FIG 6.

DNA damage during MDV reactivation. 3867K cells undergoing MDV lytic replication were sorted by cytometry on the basis of the expression of the UL47 gene tagged with EGFP. (A) DNA damage analysis in lytically infected (GFP-positive) and latently infected (GFP-negative) cells. The alkaline comet assay was performed on EGFP-positive and -negative sorted cells. Results are presented as the mean OTM ± SD (***, P < 0.001) (top), and representative comet images are shown (bottom). (B) Frequency distribution of the comets with respect to their OTM values. (C to E) Effect of DNA-damaging pharmacological agents on MDV reactivation. 3867K cells were treated with etoposide (ETP), bleomycin, hydroxyurea (HU), or H₂O₂ at the indicated concentrations for 48 h.
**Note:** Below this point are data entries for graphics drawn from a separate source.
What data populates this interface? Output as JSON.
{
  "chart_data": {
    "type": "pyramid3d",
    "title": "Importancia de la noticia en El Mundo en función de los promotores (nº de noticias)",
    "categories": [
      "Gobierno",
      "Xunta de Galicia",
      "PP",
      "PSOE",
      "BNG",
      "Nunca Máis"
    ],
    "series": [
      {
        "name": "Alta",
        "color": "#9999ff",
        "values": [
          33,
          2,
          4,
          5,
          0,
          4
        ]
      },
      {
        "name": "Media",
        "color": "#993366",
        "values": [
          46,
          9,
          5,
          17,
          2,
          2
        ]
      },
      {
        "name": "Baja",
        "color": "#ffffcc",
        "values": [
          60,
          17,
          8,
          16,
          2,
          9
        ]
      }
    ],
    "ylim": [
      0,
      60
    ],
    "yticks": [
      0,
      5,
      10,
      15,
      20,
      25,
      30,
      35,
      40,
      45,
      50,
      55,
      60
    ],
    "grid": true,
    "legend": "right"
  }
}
DMSO and H₂O were added to the culture media as negative controls. (C) MDV replication was evaluated by quantifying the expression of mRNA for the immediate early gene ICP4 by qRT-PCR. The level of ICP4 expression was normalized to the level of expression of GAPDH, and results are presented as means ± SDs. **, P < 0.005. (D and E) Number of 3867K cells in which MDV was reactivated. The percentage of viable GFP-positive cells (expressing the EGFP-tagged UL47 protein) was determined by cytometry 48 h posttreatment. Viable cells were labeled using the viability dye eFluor 780. Means ± SDs are represented as bars. *, P < 0.05. Results are representative of those from 3 independent experiments realized in triplicate.